Молодая Логунова, сидевшая рядом с Дашенькой, понравилась ей. «Такой бы, по ее красоте, только в пуховой постельке нежиться, — думала Наталья. — А знать, ничего нет слаще правды».
— Сейчас два часа дня, — сказала Дашенька. — Правление завода уже узнало о нашем решении!
— Ну, отец! — Наталья взглянула на Михаила. — Не отдадим своего?
— Не отдадим, Наталья!
Когда гости вышли из барака, на тракте горланили пикуновцы. Чтобы не встречаться с ними, пошли берегом Невы, мимо деревянных домиков, складов и барж.
У вокзала сели на конку. Офицерам запрещено? Ничего, пусть запрещено, назло вам поедем даже на империале. Начался дождь со снегом. Ну что ж, на этот случай имеются воротники… На углу Садовой маячили казаки Атаманского полка. У Городской думы на лестнице, над толпой, ораторствовал толстый господин, сдвинув на затылок серую мерлушковую шапку и расстегнув бекешу. «Из черносотенцев», — подумала Нина.
Дождик со снегом усиливался, за воротники текли струйки, но было хорошо.
Утром Цацырин и Маша получили тревожное известие: Катя и Епифанов арестованы, подвода с оружием досталась жандармам. Судили. Обоих к смертной казни. Смертная казнь Кате заменена пожизненной каторгой. Епифанов повешен.
О казни Епифанова передавали следующую подробность. Долго не могли найти палача, и после суда Епифанов прожил еще две недели, Был у него в тюрьме дружок, уголовник Павка Грузин, которого Епифанов однажды вырвал из рук полиции. Грузина тоже присудили к смертной казни, однако предложили помиловать, если он станет палачом.
Согласился. Первого, кого ему пришлось вешать, был друг его и спаситель Епифанов.
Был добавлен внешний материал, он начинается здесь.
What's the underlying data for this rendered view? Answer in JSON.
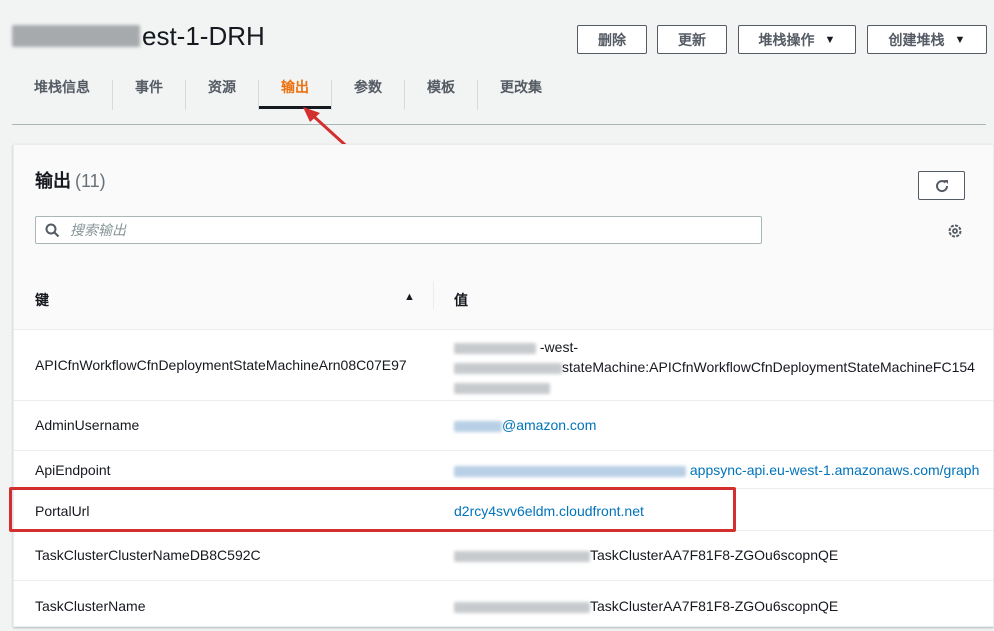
{
  "header": {
    "title_suffix": "est-1-DRH",
    "buttons": {
      "delete": "删除",
      "update": "更新",
      "stack_actions": "堆栈操作",
      "create_stack": "创建堆栈"
    }
  },
  "tabs": [
    "堆栈信息",
    "事件",
    "资源",
    "输出",
    "参数",
    "模板",
    "更改集"
  ],
  "active_tab": "输出",
  "panel": {
    "title": "输出",
    "count": "(11)",
    "search_placeholder": "搜索输出",
    "columns": {
      "key": "键",
      "value": "值"
    }
  },
  "rows": [
    {
      "key": "APICfnWorkflowCfnDeploymentStateMachineArn08C07E97",
      "value_line1": "-west-",
      "value_line2": "stateMachine:APICfnWorkflowCfnDeploymentStateMachineFC154"
    },
    {
      "key": "AdminUsername",
      "value": "@amazon.com"
    },
    {
      "key": "ApiEndpoint",
      "value": "appsync-api.eu-west-1.amazonaws.com/graph"
    },
    {
      "key": "PortalUrl",
      "value": "d2rcy4svv6eldm.cloudfront.net"
    },
    {
      "key": "TaskClusterClusterNameDB8C592C",
      "value": "TaskClusterAA7F81F8-ZGOu6scopnQE"
    },
    {
      "key": "TaskClusterName",
      "value": "TaskClusterAA7F81F8-ZGOu6scopnQE"
    }
  ],
  "colors": {
    "accent": "#ec7211",
    "link": "#0073bb",
    "annotation": "#d32f2f"
  },
  "icons": [
    "search-icon",
    "refresh-icon",
    "gear-icon",
    "sort-ascending-icon",
    "caret-down-icon"
  ]
}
Ноябрьским утром Павка повесил его.
Проминский приехал в Петербург. В дороге он был в отвратительном настроении. На станциях офицеру лучше было не показываться. Поезд двигался мерзко: больше стоял, чем двигался. И когда поезд стоял, гражданские пассажиры весело тараторили с торговками, с железнодорожниками, куда-то уходили, о чем-то совещались, и все сторонились офицера Проминского.
В Петербурге он сразу отправился к дяде.
— Вот, братец ты мой, таковы дела, — сказал Ваулин после того, как они поговорили о забастовках, баррикадах и волнениях среди солдат.
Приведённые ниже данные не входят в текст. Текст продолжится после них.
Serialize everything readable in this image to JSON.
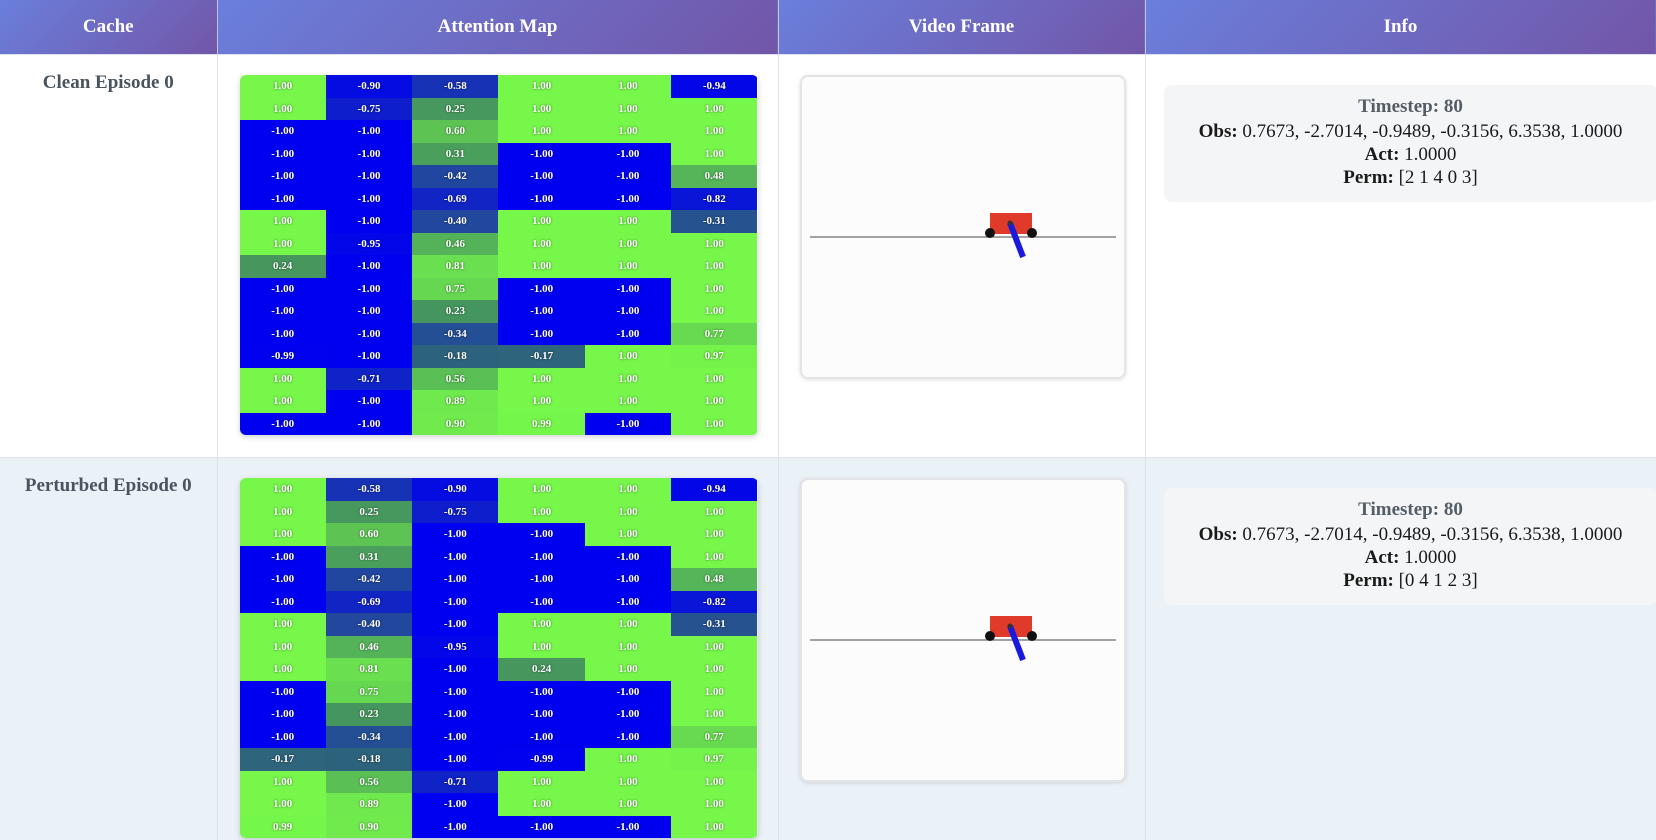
{
  "header": {
    "cache": "Cache",
    "attention_map": "Attention Map",
    "video_frame": "Video Frame",
    "info": "Info"
  },
  "colors": {
    "positive": "#76f74a",
    "negative": "#0000f0",
    "header_start": "#6a7fdc",
    "header_end": "#7256a8",
    "cart": "#e03a2a",
    "pole": "#1a1adc"
  },
  "rows": [
    {
      "cache_label": "Clean Episode 0",
      "attention": [
        [
          "1.00",
          "-0.90",
          "-0.58",
          "1.00",
          "1.00",
          "-0.94"
        ],
        [
          "1.00",
          "-0.75",
          "0.25",
          "1.00",
          "1.00",
          "1.00"
        ],
        [
          "-1.00",
          "-1.00",
          "0.60",
          "1.00",
          "1.00",
          "1.00"
        ],
        [
          "-1.00",
          "-1.00",
          "0.31",
          "-1.00",
          "-1.00",
          "1.00"
        ],
        [
          "-1.00",
          "-1.00",
          "-0.42",
          "-1.00",
          "-1.00",
          "0.48"
        ],
        [
          "-1.00",
          "-1.00",
          "-0.69",
          "-1.00",
          "-1.00",
          "-0.82"
        ],
        [
          "1.00",
          "-1.00",
          "-0.40",
          "1.00",
          "1.00",
          "-0.31"
        ],
        [
          "1.00",
          "-0.95",
          "0.46",
          "1.00",
          "1.00",
          "1.00"
        ],
        [
          "0.24",
          "-1.00",
          "0.81",
          "1.00",
          "1.00",
          "1.00"
        ],
        [
          "-1.00",
          "-1.00",
          "0.75",
          "-1.00",
          "-1.00",
          "1.00"
        ],
        [
          "-1.00",
          "-1.00",
          "0.23",
          "-1.00",
          "-1.00",
          "1.00"
        ],
        [
          "-1.00",
          "-1.00",
          "-0.34",
          "-1.00",
          "-1.00",
          "0.77"
        ],
        [
          "-0.99",
          "-1.00",
          "-0.18",
          "-0.17",
          "1.00",
          "0.97"
        ],
        [
          "1.00",
          "-0.71",
          "0.56",
          "1.00",
          "1.00",
          "1.00"
        ],
        [
          "1.00",
          "-1.00",
          "0.89",
          "1.00",
          "1.00",
          "1.00"
        ],
        [
          "-1.00",
          "-1.00",
          "0.90",
          "0.99",
          "-1.00",
          "1.00"
        ]
      ],
      "info": {
        "timestep_label": "Timestep:",
        "timestep": "80",
        "obs_label": "Obs:",
        "obs": "0.7673, -2.7014, -0.9489, -0.3156, 6.3538, 1.0000",
        "act_label": "Act:",
        "act": "1.0000",
        "perm_label": "Perm:",
        "perm": "[2 1 4 0 3]"
      }
    },
    {
      "cache_label": "Perturbed Episode 0",
      "attention": [
        [
          "1.00",
          "-0.58",
          "-0.90",
          "1.00",
          "1.00",
          "-0.94"
        ],
        [
          "1.00",
          "0.25",
          "-0.75",
          "1.00",
          "1.00",
          "1.00"
        ],
        [
          "1.00",
          "0.60",
          "-1.00",
          "-1.00",
          "1.00",
          "1.00"
        ],
        [
          "-1.00",
          "0.31",
          "-1.00",
          "-1.00",
          "-1.00",
          "1.00"
        ],
        [
          "-1.00",
          "-0.42",
          "-1.00",
          "-1.00",
          "-1.00",
          "0.48"
        ],
        [
          "-1.00",
          "-0.69",
          "-1.00",
          "-1.00",
          "-1.00",
          "-0.82"
        ],
        [
          "1.00",
          "-0.40",
          "-1.00",
          "1.00",
          "1.00",
          "-0.31"
        ],
        [
          "1.00",
          "0.46",
          "-0.95",
          "1.00",
          "1.00",
          "1.00"
        ],
        [
          "1.00",
          "0.81",
          "-1.00",
          "0.24",
          "1.00",
          "1.00"
        ],
        [
          "-1.00",
          "0.75",
          "-1.00",
          "-1.00",
          "-1.00",
          "1.00"
        ],
        [
          "-1.00",
          "0.23",
          "-1.00",
          "-1.00",
          "-1.00",
          "1.00"
        ],
        [
          "-1.00",
          "-0.34",
          "-1.00",
          "-1.00",
          "-1.00",
          "0.77"
        ],
        [
          "-0.17",
          "-0.18",
          "-1.00",
          "-0.99",
          "1.00",
          "0.97"
        ],
        [
          "1.00",
          "0.56",
          "-0.71",
          "1.00",
          "1.00",
          "1.00"
        ],
        [
          "1.00",
          "0.89",
          "-1.00",
          "1.00",
          "1.00",
          "1.00"
        ],
        [
          "0.99",
          "0.90",
          "-1.00",
          "-1.00",
          "-1.00",
          "1.00"
        ]
      ],
      "info": {
        "timestep_label": "Timestep:",
        "timestep": "80",
        "obs_label": "Obs:",
        "obs": "0.7673, -2.7014, -0.9489, -0.3156, 6.3538, 1.0000",
        "act_label": "Act:",
        "act": "1.0000",
        "perm_label": "Perm:",
        "perm": "[0 4 1 2 3]"
      }
    }
  ]
}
— В Маньчжурии сейчас холодно или тепло? — спросила Мария Аристарховна, стараясь увести разговор в сторону от политики.
— Холоднее, чем здесь, тетушка.
— Но ведь там теплое море!
— В Порт-Артуре тепло, а в Северной Маньчжурии морозы в двадцать градусов.
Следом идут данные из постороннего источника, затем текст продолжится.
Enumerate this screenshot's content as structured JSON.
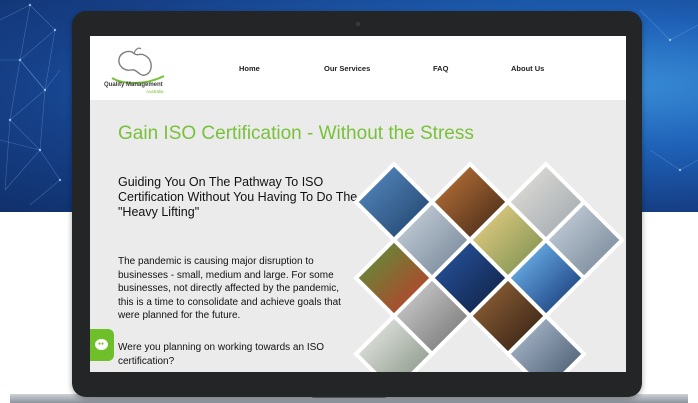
{
  "logo": {
    "name": "Quality Management",
    "sub": "Australia"
  },
  "nav": {
    "items": [
      {
        "label": "Home"
      },
      {
        "label": "Our Services"
      },
      {
        "label": "FAQ"
      },
      {
        "label": "About Us"
      }
    ]
  },
  "hero": {
    "title": "Gain ISO Certification - Without the Stress",
    "subhead": "Guiding You On The Pathway To ISO Certification Without You Having To Do The \"Heavy Lifting\"",
    "paragraph": "The pandemic is causing major disruption to businesses - small, medium and large. For some businesses, not directly affected by the pandemic, this is a time to consolidate and achieve goals that were planned for the future.",
    "question": "Were you planning on working towards an ISO certification?"
  },
  "colors": {
    "accent": "#79c13a",
    "chat": "#6fbf2a",
    "bezel": "#232527"
  },
  "icons": {
    "chat": "chat-bubble-icon",
    "camera": "camera-icon"
  }
}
— В общем, если б не социалисты, Россию вскоре можно было бы поздравить с реформами, — задумчиво сказал Ваулин и вдруг пригласил: — Пройдем ко мне, в нижний кабинет.
Когда в кабинете уселись в кресла, Ваулин сказал:
— Есть кое-что неприятное касательно тебя, дорогой. Один доброхот прислал мне номера японской газетки. В ней напечатаны воспоминания некоего Маэямы. С удовольствием вспоминает он тебя, штабс-капитана Проминского, ибо ты отлично, оказывается, о всем осведомлял японскую разведку. Приложен перевод этих воспоминаний… Так вот-с какое дело…
Он, прищурившись, смотрел на побледневшего до синевы племянника.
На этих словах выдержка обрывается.